Given that China Ruifeng Renewable Energy Holdings didn’t make a profit in the last twelve months, we’ll focus on revenue growth to form a quick view of its business development. When a company doesn’t make profits, we’d generally expect to see good revenue growth. As you can imagine, fast revenue growth, when maintained, often leads to fast profit growth.
Over half a decade China Ruifeng Renewable Energy Holdings reduced its trailing twelve month revenue by 3.3% for each year. That’s not what investors generally want to see. If a business loses money, you want it to grow, so no surprises that the share price has dropped 24% each year in that time. It takes a certain kind of mental fortitude (or recklessness) to buy shares in a company that loses money and doesn’t grow revenue. That is not really what the successful investors we know aim for.
The image below shows how revenue has tracked over time.
If you are thinking of buying or selling China Ruifeng Renewable Energy Holdings stock, you should check out this FREE detailed report on its balance sheet.
A Different Perspective
While the broader market lost about 2.4% in the twelve months, China Ruifeng Renewable Energy Holdings shareholders did even worse, losing 46%. However, it could simply be that the share price has been impacted by broader market jitters. It might be worth keeping an eye on the fundamentals, in case there’s a good opportunity. Unfortunately, last year’s performance may indicate unresolved challenges, given that it was worse than the annualised loss of 24% over the last half decade. Generally speaking long term share price weakness can be a bad sign, though contrarian investors might want to research the stock in hope of a turnaround. If you would like to research China Ruifeng Renewable Energy Holdings in more detail then you might want to take a look at whether insiders have been buying or selling shares in the company.

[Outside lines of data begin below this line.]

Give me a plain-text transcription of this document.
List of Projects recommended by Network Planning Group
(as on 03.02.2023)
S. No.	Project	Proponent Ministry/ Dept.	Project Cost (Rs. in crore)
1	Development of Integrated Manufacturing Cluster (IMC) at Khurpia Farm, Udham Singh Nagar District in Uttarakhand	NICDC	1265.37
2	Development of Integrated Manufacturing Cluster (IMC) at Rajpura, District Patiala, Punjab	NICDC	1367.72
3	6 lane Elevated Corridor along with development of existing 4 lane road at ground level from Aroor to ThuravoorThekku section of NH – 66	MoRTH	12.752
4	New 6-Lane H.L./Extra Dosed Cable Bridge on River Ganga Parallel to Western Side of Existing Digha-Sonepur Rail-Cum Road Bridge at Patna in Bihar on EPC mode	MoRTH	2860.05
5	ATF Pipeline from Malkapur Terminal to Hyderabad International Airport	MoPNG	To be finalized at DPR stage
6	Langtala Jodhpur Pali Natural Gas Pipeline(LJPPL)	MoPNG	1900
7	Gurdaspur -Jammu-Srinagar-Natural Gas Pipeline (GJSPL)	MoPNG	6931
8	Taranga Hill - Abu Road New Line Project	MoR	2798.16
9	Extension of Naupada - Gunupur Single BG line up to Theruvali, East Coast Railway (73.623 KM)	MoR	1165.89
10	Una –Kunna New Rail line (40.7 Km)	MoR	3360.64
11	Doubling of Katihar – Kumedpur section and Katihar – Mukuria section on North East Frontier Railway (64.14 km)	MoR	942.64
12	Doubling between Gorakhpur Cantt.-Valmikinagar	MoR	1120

If you like to buy stocks alongside management, then you might just love this free list of companies. (Hint: insiders have been buying them).
Please note, the market returns quoted in this article reflect the market weighted average returns of stocks that currently trade on HK exchanges.
If you spot an error that warrants correction, please contact the editor at email@example.com. This article by Simply Wall St is general in nature. It does not constitute a recommendation to buy or sell any stock, and does not take account of your objectives, or your financial situation. Simply Wall St has no position in the stocks mentioned.